“Heart of a Tiger” by Herschel Cobb is a book about the summers spent by the author with his grandfather Ty Cobb at his home in Lake Tahoe in the 1950s and 1960s. The purpose of the book was to give another viewpoint of Ty Cobb, one of the greatest baseball players to ever play the game. With a major league record career batting average of .367 the Hall of Famer spent 24 seasons in the major league, mostly with the Tigers, retiring in 1928. Ty was know for his tough, mean-spirited play, keeping his spikes high as he came into bases. However, the book describes Herschel being shown Ty’s legs which were badly scarred by infielders cleating him for stealing so many bases. Ty claimed he had to have his cleats high as a defense and the game was played like that in the early days.

Ty’s hyper-competitive ways and hostile temper (attributed by Cobb to his abuse by veteran players early on jealous of the young prospect) made him unpopular among many of his fellow players although he had many good friends. He also had a drinking problem and these combined to give Ty a reputation as a disreputable person among some, although greatly respected for his baseball talent.

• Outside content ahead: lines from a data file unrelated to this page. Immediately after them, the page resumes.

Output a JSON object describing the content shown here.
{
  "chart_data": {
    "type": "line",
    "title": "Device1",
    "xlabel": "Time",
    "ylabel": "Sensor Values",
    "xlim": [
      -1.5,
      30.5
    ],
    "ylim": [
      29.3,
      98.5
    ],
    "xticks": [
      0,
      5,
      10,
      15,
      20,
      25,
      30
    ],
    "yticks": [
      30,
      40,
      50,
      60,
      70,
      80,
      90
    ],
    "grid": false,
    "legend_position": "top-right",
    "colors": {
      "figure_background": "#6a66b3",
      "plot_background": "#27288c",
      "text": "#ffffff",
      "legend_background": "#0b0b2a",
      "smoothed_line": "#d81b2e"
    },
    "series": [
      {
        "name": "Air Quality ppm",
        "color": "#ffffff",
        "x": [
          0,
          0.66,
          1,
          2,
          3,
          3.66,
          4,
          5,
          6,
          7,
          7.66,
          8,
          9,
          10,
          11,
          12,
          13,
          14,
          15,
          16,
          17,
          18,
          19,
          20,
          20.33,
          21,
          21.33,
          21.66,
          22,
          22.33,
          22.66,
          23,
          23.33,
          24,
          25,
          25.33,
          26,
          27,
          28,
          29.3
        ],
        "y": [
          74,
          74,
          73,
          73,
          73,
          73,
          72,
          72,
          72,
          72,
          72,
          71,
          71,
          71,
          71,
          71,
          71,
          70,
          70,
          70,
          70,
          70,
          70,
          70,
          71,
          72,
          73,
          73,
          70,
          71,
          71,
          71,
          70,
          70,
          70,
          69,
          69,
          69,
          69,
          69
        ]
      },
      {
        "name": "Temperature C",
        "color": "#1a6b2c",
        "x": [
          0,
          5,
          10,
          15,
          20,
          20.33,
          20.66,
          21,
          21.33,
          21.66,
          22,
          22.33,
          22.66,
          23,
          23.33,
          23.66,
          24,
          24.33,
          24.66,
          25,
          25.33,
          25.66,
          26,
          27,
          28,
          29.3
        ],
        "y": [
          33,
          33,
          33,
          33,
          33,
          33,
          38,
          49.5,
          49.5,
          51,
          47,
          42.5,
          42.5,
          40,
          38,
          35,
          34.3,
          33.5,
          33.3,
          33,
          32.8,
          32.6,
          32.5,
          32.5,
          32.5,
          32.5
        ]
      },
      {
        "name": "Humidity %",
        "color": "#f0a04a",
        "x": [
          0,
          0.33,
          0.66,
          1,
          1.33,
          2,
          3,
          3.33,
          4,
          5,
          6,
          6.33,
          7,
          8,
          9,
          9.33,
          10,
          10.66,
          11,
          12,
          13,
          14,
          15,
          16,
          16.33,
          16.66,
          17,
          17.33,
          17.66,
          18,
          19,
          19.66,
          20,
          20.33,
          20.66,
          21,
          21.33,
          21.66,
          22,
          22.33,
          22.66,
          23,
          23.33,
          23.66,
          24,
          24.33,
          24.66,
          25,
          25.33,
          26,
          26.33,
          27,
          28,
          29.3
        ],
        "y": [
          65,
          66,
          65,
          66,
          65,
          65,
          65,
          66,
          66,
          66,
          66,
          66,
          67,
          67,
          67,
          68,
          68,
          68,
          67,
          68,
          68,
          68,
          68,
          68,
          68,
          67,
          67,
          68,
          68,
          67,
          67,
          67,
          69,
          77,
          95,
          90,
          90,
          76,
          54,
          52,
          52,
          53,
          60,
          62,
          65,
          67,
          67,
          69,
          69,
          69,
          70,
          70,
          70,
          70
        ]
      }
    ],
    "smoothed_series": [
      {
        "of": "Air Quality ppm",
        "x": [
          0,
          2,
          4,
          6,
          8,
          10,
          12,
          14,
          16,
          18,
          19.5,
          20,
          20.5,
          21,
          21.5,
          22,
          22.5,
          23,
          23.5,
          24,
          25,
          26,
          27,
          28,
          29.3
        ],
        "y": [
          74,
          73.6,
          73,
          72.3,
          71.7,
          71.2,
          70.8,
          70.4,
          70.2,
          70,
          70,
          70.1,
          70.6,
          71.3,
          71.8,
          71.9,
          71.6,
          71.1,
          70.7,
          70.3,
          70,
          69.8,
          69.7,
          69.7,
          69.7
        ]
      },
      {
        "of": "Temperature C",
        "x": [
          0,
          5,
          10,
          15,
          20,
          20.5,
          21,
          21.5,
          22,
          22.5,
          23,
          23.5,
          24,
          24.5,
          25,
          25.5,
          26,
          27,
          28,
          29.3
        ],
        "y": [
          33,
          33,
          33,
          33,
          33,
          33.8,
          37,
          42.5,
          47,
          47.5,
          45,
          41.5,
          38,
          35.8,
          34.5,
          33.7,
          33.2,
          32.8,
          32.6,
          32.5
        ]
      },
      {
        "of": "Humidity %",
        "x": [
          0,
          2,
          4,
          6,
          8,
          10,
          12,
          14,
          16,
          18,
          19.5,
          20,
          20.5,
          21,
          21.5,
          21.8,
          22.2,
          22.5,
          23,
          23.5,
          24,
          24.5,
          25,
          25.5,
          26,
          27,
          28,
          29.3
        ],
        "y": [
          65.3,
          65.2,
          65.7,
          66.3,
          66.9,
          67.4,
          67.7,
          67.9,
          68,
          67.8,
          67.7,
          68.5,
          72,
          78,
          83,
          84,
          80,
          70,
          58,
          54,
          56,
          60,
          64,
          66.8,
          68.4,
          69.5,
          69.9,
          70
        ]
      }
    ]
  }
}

Herschel paints a different picture of his grandfather. Herschel had been raised by an emotional and physically abusive Father and indifferent Mother and it was his grandfather’s love and guidance that kept him from mental/emotional problems that might have resulted from the abuse. Along the way we learn of Ty’s generosity by helping old ballplayers who were broke, giving them cash, and how he established and helped fund the Cobb Educational Fund which awarded scholarships to needy Georgia students bound for college. Cobb, from Georgia, had invested heavily in Coca-Cola stock during its early years and this led to a small fortune. Cobb was a loving but demanding Father to his own children, expecting his sons to be exceptional athletes in general and baseball players in particular. This led to estrangement between Ty and his sons and he seemed to have much regret over the mistakes he had made with them which led to his more loving embrace of his grandchildren.

The book presents both sides of Ty, the loving grandfather and glimpses that Ty occasionally shows of his less attractive side. The book does have too much information on mundane details of Herschel’s time at the lake and pretty much the whole first half of the book is more about Herschel than Ty, setting up his abuse to contrast it later with his loving grandfather. This make it a slow read through the first half. The second half gets more into Ty and unique glimpses into his character. There is Ty’s view on base running (he has the fourth most steals in baseball history), his relationship with Babe Ruth, the players who he thought were the best players and which players were his friends or foes. One touching episode shows Herschel helping Ty carefully and generously sending signed autographed pictures and balls to many little leaguers that requested them. Throughout his hatred of losing and competitiveness comes through. At the same time Ty teaches his grandchildren lessons of trust, humility, inner-strength and love.

While not a biography, this is an important book on the great Ty Cobb that will be enjoyed by anyone with an interest in Ty or baseball.